Open kergoth opened 7 years ago
@kergoth
Thanks for feedback. Lepton uses "lazy loading" for gists, which means the gist content is not fetched until users click on it. This mechanism limits the local search's capability, since it can only search for what has been downloaded.
The next release(the coming weekend) will have a big improvement on the search quality, like fuzzy search and unicode support. But as I just mentioned, I haven't come up with a good solution for content search yet.
All suggestions or PR will be welcome:)
P.S. GistBox is a cool project, but its development seems to be slow recently. That's one of reasons I start a new project for Gist.
Fair enough, I figured the fetching was the issue, as I'm guessing the gist api doesn't provide content search. Thanks for the quick reply, I look forward to playing with Lepton more, you've done nice work so far.

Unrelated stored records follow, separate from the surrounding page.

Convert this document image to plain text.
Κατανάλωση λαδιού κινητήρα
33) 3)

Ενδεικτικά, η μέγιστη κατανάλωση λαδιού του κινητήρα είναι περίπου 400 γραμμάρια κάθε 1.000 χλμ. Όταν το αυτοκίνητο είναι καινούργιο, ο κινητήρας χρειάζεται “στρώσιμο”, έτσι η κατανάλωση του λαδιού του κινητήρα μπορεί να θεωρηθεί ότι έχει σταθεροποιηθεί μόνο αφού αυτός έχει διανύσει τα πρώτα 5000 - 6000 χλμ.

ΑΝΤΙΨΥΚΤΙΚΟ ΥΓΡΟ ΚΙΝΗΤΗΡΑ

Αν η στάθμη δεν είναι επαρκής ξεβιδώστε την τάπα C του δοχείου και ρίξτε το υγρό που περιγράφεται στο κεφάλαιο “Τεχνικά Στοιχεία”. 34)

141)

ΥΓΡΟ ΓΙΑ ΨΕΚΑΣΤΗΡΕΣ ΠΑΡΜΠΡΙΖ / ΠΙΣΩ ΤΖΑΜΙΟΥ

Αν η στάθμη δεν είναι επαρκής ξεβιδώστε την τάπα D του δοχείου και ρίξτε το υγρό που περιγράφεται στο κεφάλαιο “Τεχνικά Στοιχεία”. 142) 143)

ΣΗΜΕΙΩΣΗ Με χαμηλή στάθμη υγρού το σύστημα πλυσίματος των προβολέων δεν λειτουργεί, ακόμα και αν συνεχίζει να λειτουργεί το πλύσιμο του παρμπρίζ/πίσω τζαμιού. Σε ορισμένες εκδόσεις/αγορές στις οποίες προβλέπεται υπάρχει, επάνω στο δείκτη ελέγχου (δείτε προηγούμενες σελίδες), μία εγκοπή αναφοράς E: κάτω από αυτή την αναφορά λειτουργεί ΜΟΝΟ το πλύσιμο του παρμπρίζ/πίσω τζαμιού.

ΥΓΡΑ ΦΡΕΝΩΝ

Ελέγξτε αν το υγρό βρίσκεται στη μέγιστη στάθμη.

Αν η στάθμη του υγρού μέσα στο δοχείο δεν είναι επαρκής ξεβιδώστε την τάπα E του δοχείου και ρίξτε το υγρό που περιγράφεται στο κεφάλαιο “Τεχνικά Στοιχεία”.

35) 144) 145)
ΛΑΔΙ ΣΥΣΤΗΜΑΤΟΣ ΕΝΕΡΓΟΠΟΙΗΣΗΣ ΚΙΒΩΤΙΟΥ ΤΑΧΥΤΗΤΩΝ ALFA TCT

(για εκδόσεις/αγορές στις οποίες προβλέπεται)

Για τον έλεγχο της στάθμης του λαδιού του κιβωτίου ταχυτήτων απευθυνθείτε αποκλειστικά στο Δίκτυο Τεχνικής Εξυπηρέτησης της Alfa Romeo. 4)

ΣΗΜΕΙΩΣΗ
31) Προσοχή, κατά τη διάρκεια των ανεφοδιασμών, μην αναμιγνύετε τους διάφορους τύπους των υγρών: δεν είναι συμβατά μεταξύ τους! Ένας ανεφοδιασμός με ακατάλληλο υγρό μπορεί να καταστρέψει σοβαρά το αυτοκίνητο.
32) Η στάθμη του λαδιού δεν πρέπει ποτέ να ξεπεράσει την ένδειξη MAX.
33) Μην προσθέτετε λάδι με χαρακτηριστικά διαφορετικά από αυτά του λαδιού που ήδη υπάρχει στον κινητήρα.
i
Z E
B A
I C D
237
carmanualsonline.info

It's a shame github's built in gist UI is so limited, particularly for those of us with a lot of gists :)
+1
Still a highly desired feature.
+1 this drastically limits the functionality of this otherwise super cool app.

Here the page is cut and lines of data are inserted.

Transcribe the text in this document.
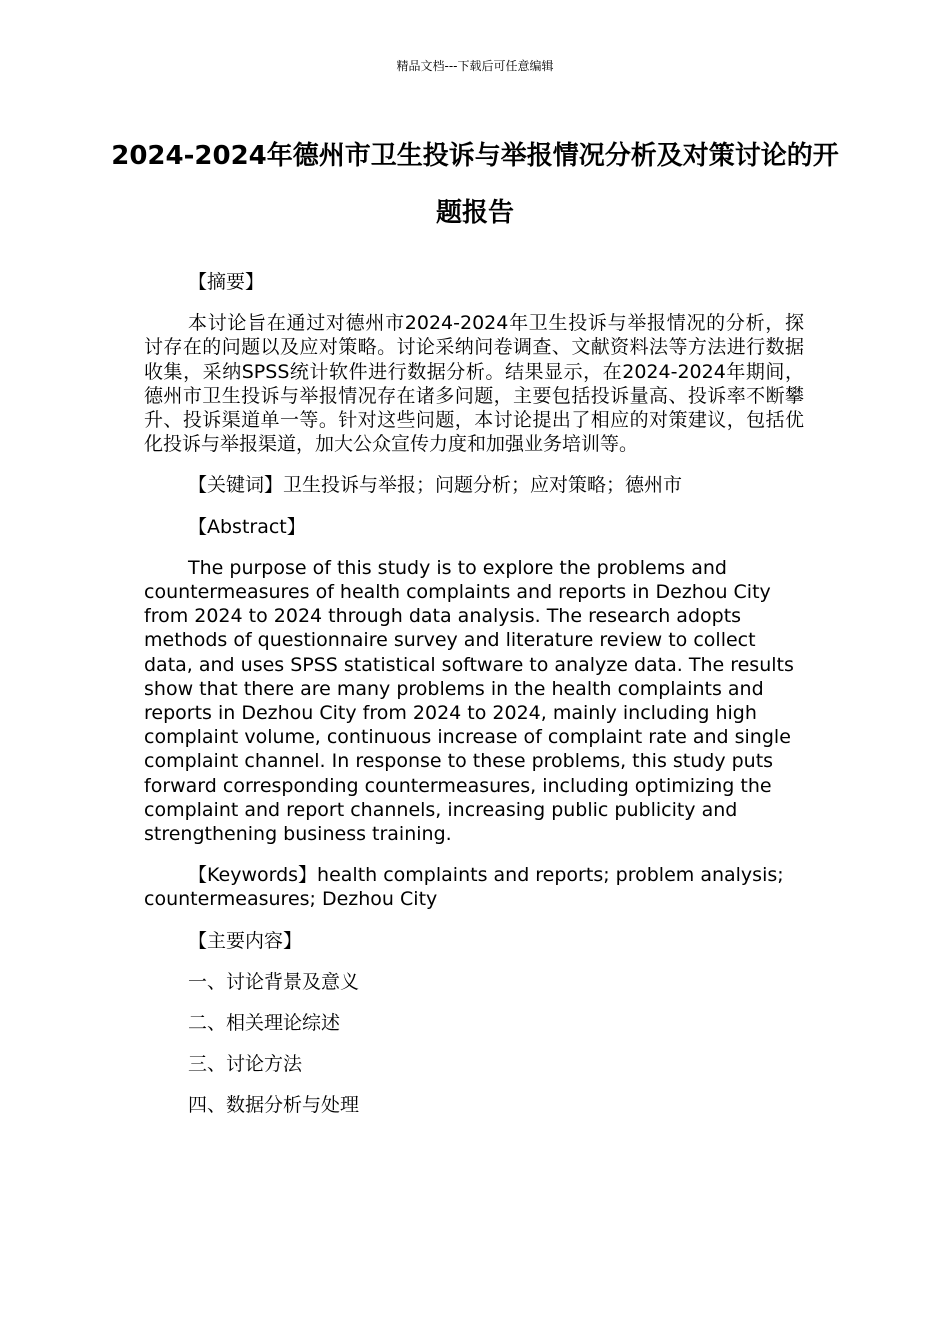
精品文档---下载后可任意编辑
2024-2024年德州市卫生投诉与举报情况分析及对策讨论的开题报告

【摘要】

本讨论旨在通过对德州市2024-2024年卫生投诉与举报情况的分析，探讨存在的问题以及应对策略。讨论采纳问卷调查、文献资料法等方法进行数据收集，采纳SPSS统计软件进行数据分析。结果显示，在2024-2024年期间，德州市卫生投诉与举报情况存在诸多问题，主要包括投诉量高、投诉率不断攀升、投诉渠道单一等。针对这些问题，本讨论提出了相应的对策建议，包括优化投诉与举报渠道，加大公众宣传力度和加强业务培训等。

【关键词】卫生投诉与举报；问题分析；应对策略；德州市

【Abstract】

The purpose of this study is to explore the problems and countermeasures of health complaints and reports in Dezhou City from 2024 to 2024 through data analysis. The research adopts methods of questionnaire survey and literature review to collect data, and uses SPSS statistical software to analyze data. The results show that there are many problems in the health complaints and reports in Dezhou City from 2024 to 2024, mainly including high complaint volume, continuous increase of complaint rate and single complaint channel. In response to these problems, this study puts forward corresponding countermeasures, including optimizing the complaint and report channels, increasing public publicity and strengthening business training.

【Keywords】health complaints and reports; problem analysis; countermeasures; Dezhou City

【主要内容】

一、讨论背景及意义

二、相关理论综述

三、讨论方法

四、数据分析与处理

I'd prefer a toggle or button that went ahead and forced a download of all gists so that we could do content search.
In other words, search continued to just search description and filename, but we could force it to go ahead and download everything so it could be searched.
Since gists are mostly text, it will not take much storage space to download them all. I guess full text search on the cached gists would be a good choice.
I just cannot beleive there is not a single tool which supports searching through the contents of your gists. How hard should it be to download all gists throught the GutHub API, put them in an sqllite file and do some good old information retreival?!?
+1 This feauter is really required. I would also agree that text files should not take to much space.
Github support search content via in:file
, can we utilize it?
It'd be nice if the search covered more than just description/filename, as quite often what I'm looking for is a command inside a shell script or something :) For example, GistBox supports this (though has other weaknesses, i.e. the tags are local to the app, not stored in the gists).